When it comes to inspiring examples of the American promise, the chance of students being exposed to examples like Thomas Edison, the Wright Brothers and George Westinghouse seems virtually non-existent. None of the nation’s key inventors or industrial developers are mentioned anywhere in the standards. In fact, the only reference in the standards to inventors is a vague, nonspecific requirement to:
“Identify contributions made by inventors in diverse world communities.” (Page 64)
That certainly doesn’t invite any discussion of American exceptionalism, a term, sadly, also nowhere found in the standards.
It gets worse. No important actors in the fabric of the American culture are to be found, either. Neither Dr. Martin Luther King, Jr. nor any other civil rights activist is named in the standards. The Suffragettes – also suffer. The document just briefly says students will:
“Analyze the impact of the efforts of individuals and reform movements on the expansion of civil rights and liberties.” (Page 142)
That could cover almost anything, but insures coverage of nothing.
On other fronts, the closest our kids are likely to get to Daniel Boone is this factual but rather negative standards statement:
“Early American Indian societies and early explorers had cultural differences that created conflicts they attempted to resolve.” (Page 50)
So, the new standards are all vaguely shaped about events, but people are treated as unspecified incidentals.
Thus, it is anyone’s guess as to exactly which people involved with the civil rights movement, American industrial development, medical science and a host of other human endeavors will, or will not, be mentioned.

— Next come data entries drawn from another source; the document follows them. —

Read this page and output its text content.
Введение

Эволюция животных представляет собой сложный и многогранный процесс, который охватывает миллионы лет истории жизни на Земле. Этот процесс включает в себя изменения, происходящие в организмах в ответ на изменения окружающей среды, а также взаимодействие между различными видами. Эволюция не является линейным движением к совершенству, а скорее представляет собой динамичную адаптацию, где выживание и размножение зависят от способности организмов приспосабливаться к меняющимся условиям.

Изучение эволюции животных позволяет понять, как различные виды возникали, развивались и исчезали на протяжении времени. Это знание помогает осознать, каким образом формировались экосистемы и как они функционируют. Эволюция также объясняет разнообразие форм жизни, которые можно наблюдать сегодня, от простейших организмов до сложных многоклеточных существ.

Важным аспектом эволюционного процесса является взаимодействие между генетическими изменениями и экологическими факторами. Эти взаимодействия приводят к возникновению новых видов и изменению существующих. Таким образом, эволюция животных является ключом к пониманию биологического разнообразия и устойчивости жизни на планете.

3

It’s a crazy quilt scenario, at best. Whatever historical figures might get mentioned in individual classrooms is left totally up to each school’s council to decide, although some material in the standards indicate that the standards writers didn’t even know that the school councils alone, not even the school districts, control curriculum. With these vague standards and so many different school councils in Kentucky (over 1,100 of them), it’s truly a recipe for a crazy quilt coverage of history all across the state.

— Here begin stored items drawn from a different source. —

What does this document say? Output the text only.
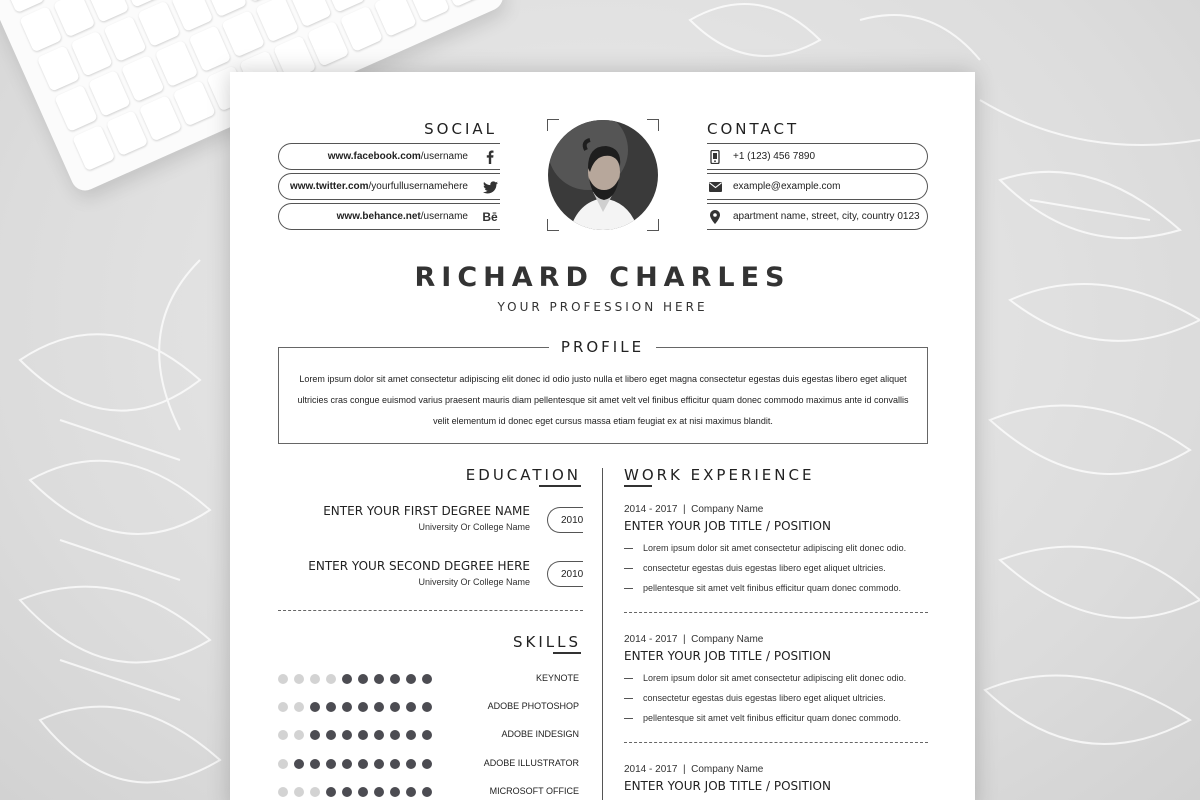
SOCIAL
www.facebook.com/username
www.twitter.com/yourfullusernamehere
www.behance.net/username Bē
CONTACT
+1 (123) 456 7890
example@example.com
apartment name, street, city, country 0123
RICHARD CHARLES
YOUR PROFESSION HERE
PROFILE
Lorem ipsum dolor sit amet consectetur adipiscing elit donec id odio justo nulla et libero eget magna consectetur egestas duis egestas libero eget aliquet ultricies cras congue euismod varius praesent mauris diam pellentesque sit amet velt vel finibus efficitur quam donec commodo maximus ante id convallis velit elementum id donec eget cursus massa etiam feugiat ex at nisi maximus blandit.
EDUCATION
ENTER YOUR FIRST DEGREE NAME
University Or College Name
2010
ENTER YOUR SECOND DEGREE HERE
University Or College Name
2010
SKILLS
KEYNOTE
ADOBE PHOTOSHOP
ADOBE INDESIGN
ADOBE ILLUSTRATOR
MICROSOFT OFFICE
WORK EXPERIENCE
2014 - 2017  |  Company Name
ENTER YOUR JOB TITLE / POSITION
Lorem ipsum dolor sit amet consectetur adipiscing elit donec odio.
consectetur egestas duis egestas libero eget aliquet ultricies.
pellentesque sit amet velt finibus efficitur quam donec commodo.
2014 - 2017  |  Company Name
ENTER YOUR JOB TITLE / POSITION
Lorem ipsum dolor sit amet consectetur adipiscing elit donec odio.
consectetur egestas duis egestas libero eget aliquet ultricies.
pellentesque sit amet velt finibus efficitur quam donec commodo.
2014 - 2017  |  Company Name
ENTER YOUR JOB TITLE / POSITION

For sure, there is no guarantee each Kentucky child will come close to sharing any sort of common core of knowledge in the area of social studies, and whatever will be learned is going to largely be shaped around events, not people.
Shaara would be shocked.
In closing, aside from depersonalizing history, there are a number of other issues with the just-approved standards, which still have to face a public comment period and several legislative reviews. We’ll be covering some of those other problems in future blogs, and you can access a paper here that goes into more details. We encourage our readers to get involved in this issue and get ready to make comments both during that public comment period and to their legislators because our kids deserve better.